Reputation: 11
I have a data frame where column "ID" has values like these: 1234567_GSM00298873 1238416_GSM90473673 98377829
In other words, some rows have 7 numbers followed by "_" followed by letters and numbers; other rows have just numbers
I want to remove the numbers and the underscore preceding the letters, without affecting the rows that have only number. I tried
dataframe$ID <- gsub("*_", "", dataframe$ID)
but that only removes the underscore. So I learned that * means zero or more. Is there a wildcard, and a repetition operator such that I can tell it to find the pattern "anything-seven-times-followed-by-_"? Thanks!
Upvotes: 0
Views: 3699
Reputation: 70722
Your regular expression syntax is incorrect. You have nothing preceding your repetition operator.
dataframe$ID <- gsub('[0-9]+_', '', dataframe$ID)
This matches any character of: 0
to 9
( 1
or more times ) that is preceded by an underscore.
Upvotes: 1
Reputation: 7654
A different method.
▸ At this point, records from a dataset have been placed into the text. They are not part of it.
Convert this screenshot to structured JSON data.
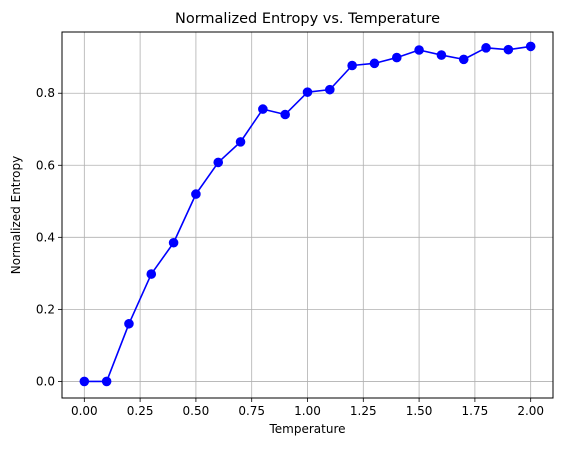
{
  "chart_data": {
    "type": "line",
    "title": "Normalized Entropy vs. Temperature",
    "xlabel": "Temperature",
    "ylabel": "Normalized Entropy",
    "xlim": [
      -0.1,
      2.1
    ],
    "ylim": [
      -0.046,
      0.97
    ],
    "x_ticks": [
      0.0,
      0.25,
      0.5,
      0.75,
      1.0,
      1.25,
      1.5,
      1.75,
      2.0
    ],
    "x_tick_labels": [
      "0.00",
      "0.25",
      "0.50",
      "0.75",
      "1.00",
      "1.25",
      "1.50",
      "1.75",
      "2.00"
    ],
    "y_ticks": [
      0.0,
      0.2,
      0.4,
      0.6,
      0.8
    ],
    "y_tick_labels": [
      "0.0",
      "0.2",
      "0.4",
      "0.6",
      "0.8"
    ],
    "grid": true,
    "series": [
      {
        "color": "#0000ff",
        "marker": "circle",
        "x": [
          0.0,
          0.1,
          0.2,
          0.3,
          0.4,
          0.5,
          0.6,
          0.7,
          0.8,
          0.9,
          1.0,
          1.1,
          1.2,
          1.3,
          1.4,
          1.5,
          1.6,
          1.7,
          1.8,
          1.9,
          2.0
        ],
        "y": [
          0.0,
          0.0,
          0.16,
          0.298,
          0.385,
          0.52,
          0.608,
          0.665,
          0.756,
          0.741,
          0.803,
          0.81,
          0.877,
          0.883,
          0.899,
          0.92,
          0.906,
          0.894,
          0.926,
          0.921,
          0.93
        ]
      }
    ]
  }
}
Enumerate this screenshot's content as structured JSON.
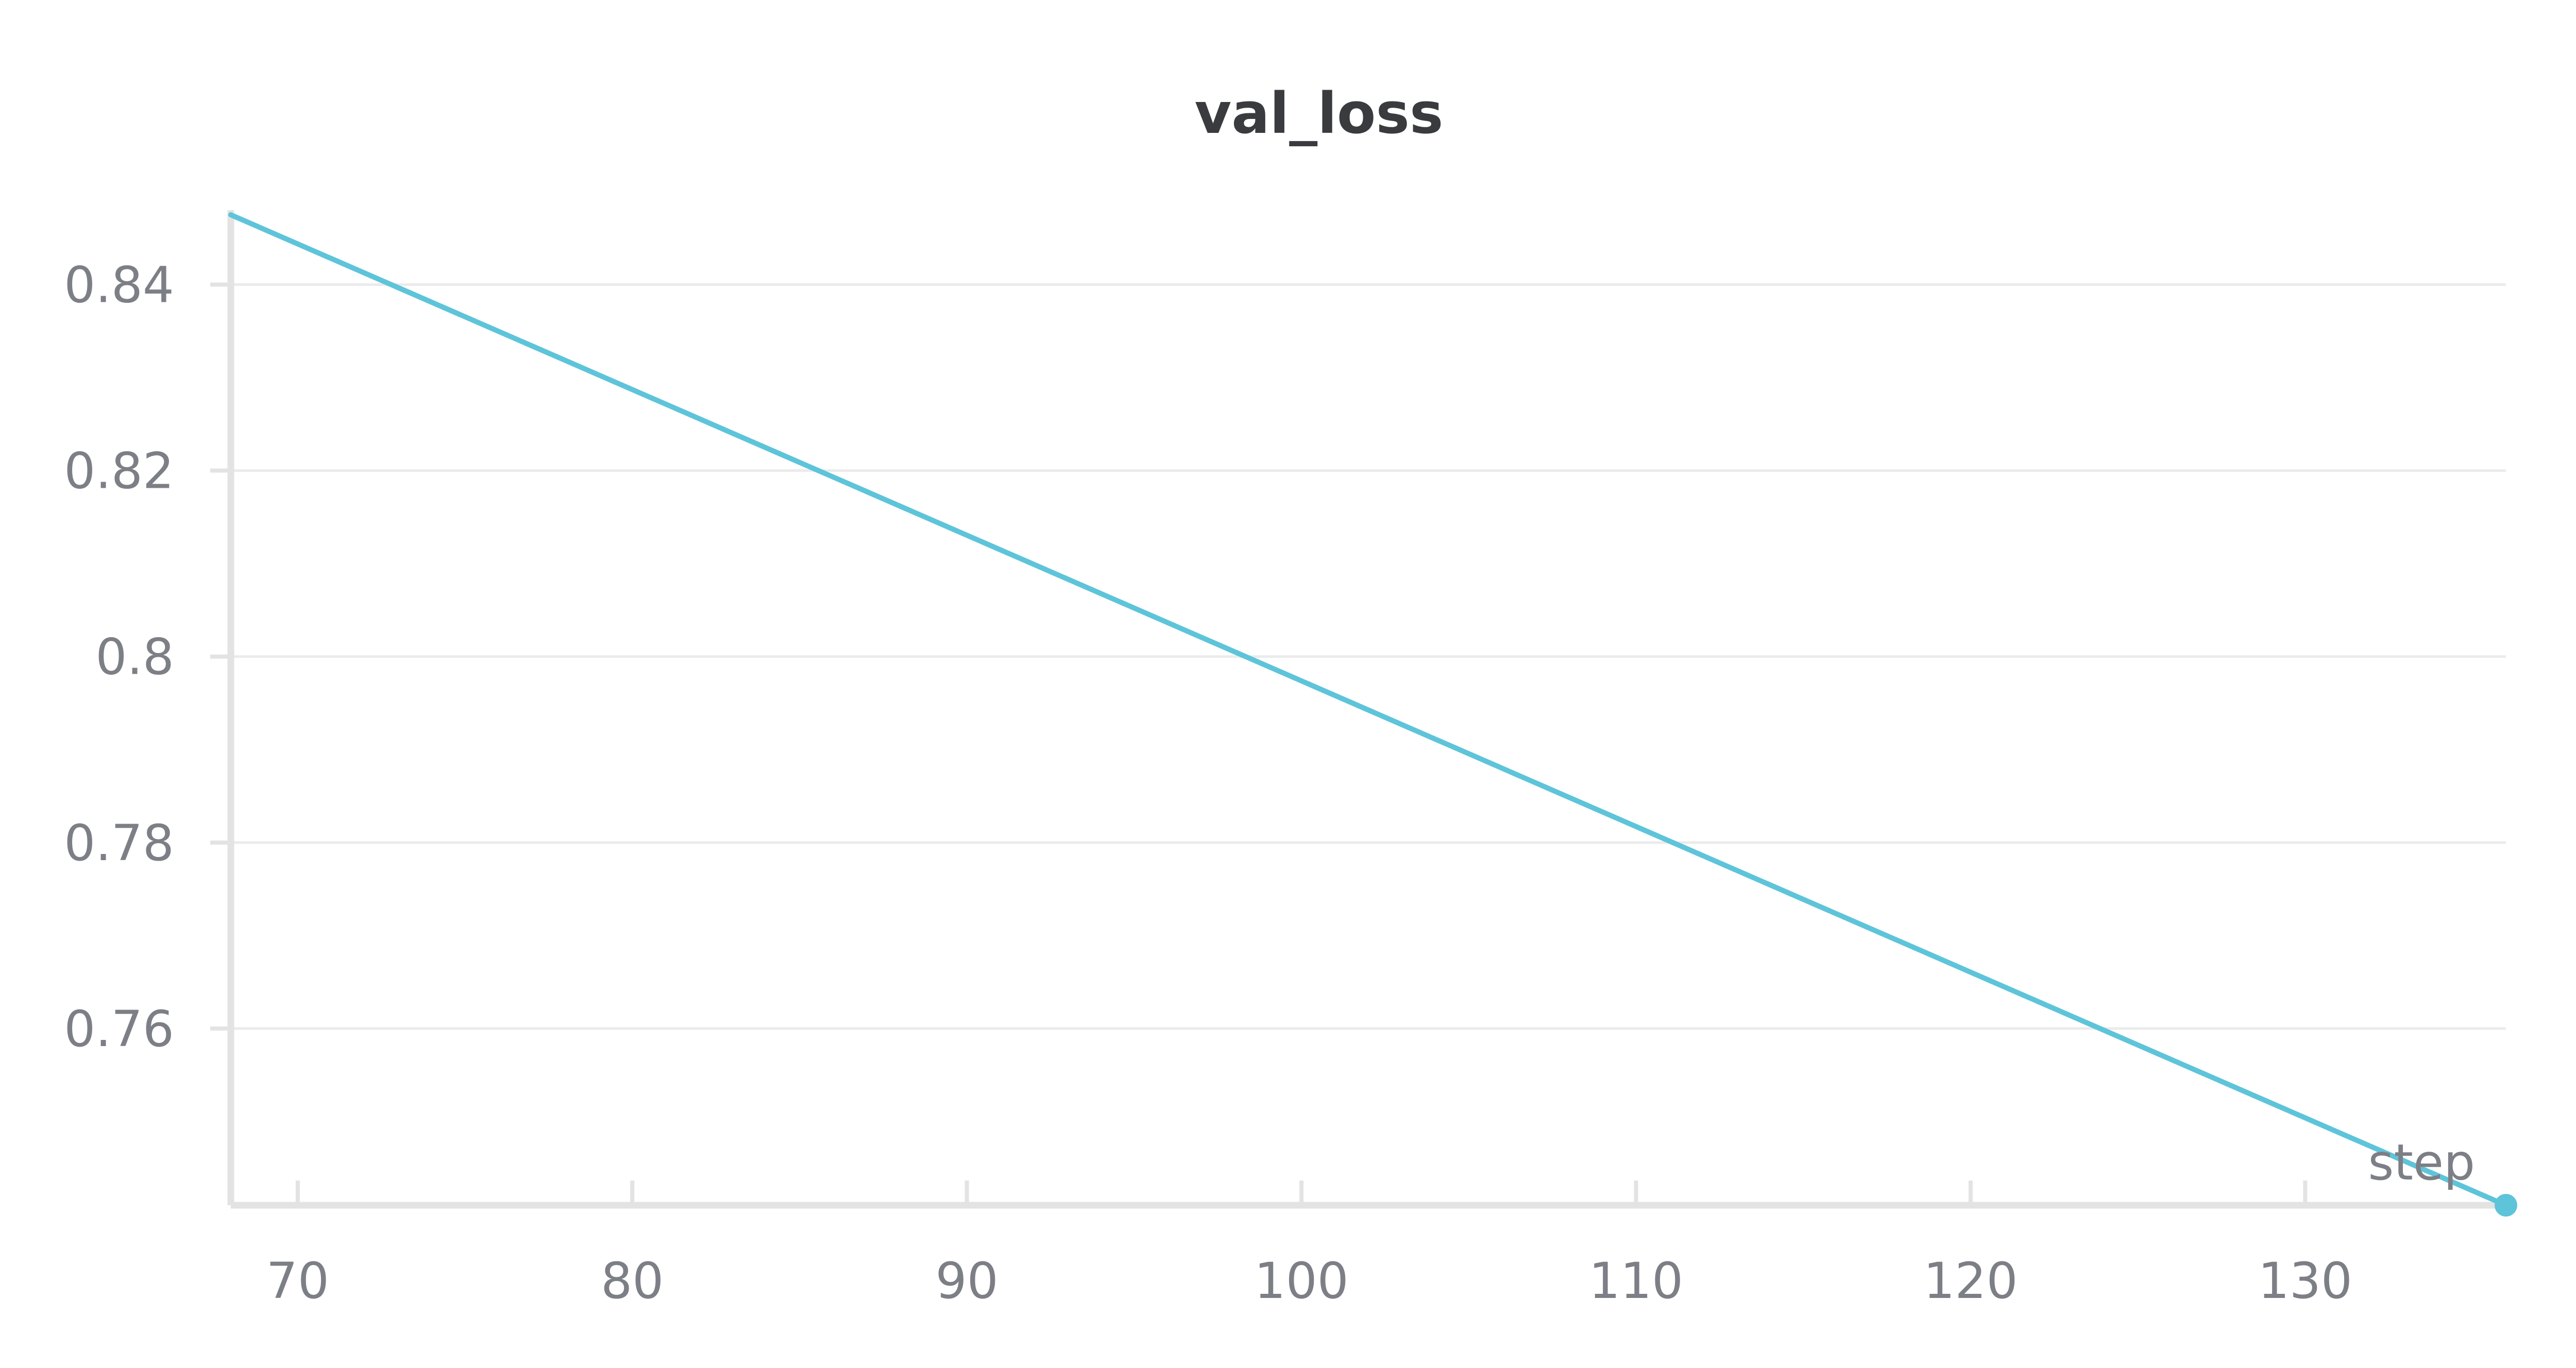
{
  "chart_data": {
    "type": "line",
    "title": "val_loss",
    "xlabel": "step",
    "ylabel": "",
    "xlim": [
      68,
      136
    ],
    "ylim": [
      0.741,
      0.848
    ],
    "x_ticks": [
      70,
      80,
      90,
      100,
      110,
      120,
      130
    ],
    "y_ticks": [
      0.76,
      0.78,
      0.8,
      0.82,
      0.84
    ],
    "y_tick_labels": [
      "0.76",
      "0.78",
      "0.8",
      "0.82",
      "0.84"
    ],
    "grid": "horizontal",
    "series": [
      {
        "color": "#5ec4d9",
        "x": [
          68,
          136
        ],
        "y": [
          0.8475,
          0.741
        ]
      }
    ]
  }
}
If a string has an underscore, return from the underscore to the end of the string; if not, return the string.
ID <- c("1234567_GSM00298873", "1238416_GSM90473673", "98377829")
ifelse(grepl("_", ID), substr(x = ID, 9, nchar(ID)), ID)
Upvotes: 0
Reputation: 11942
The link http://marvin.cs.uidaho.edu/Handouts/regex.html could helps you.
"[0-9]*_"
will match numbers followed by '_'"[0-9]{7}_"
will match 7 numbers followed by '_'".{7}_"
will match 7 characters followed by '_'Upvotes: 0
Reputation: 89547
Something like this?:
dataframe$ID <- gsub("[0-9]+_", "", dataframe$ID)
Upvotes: 0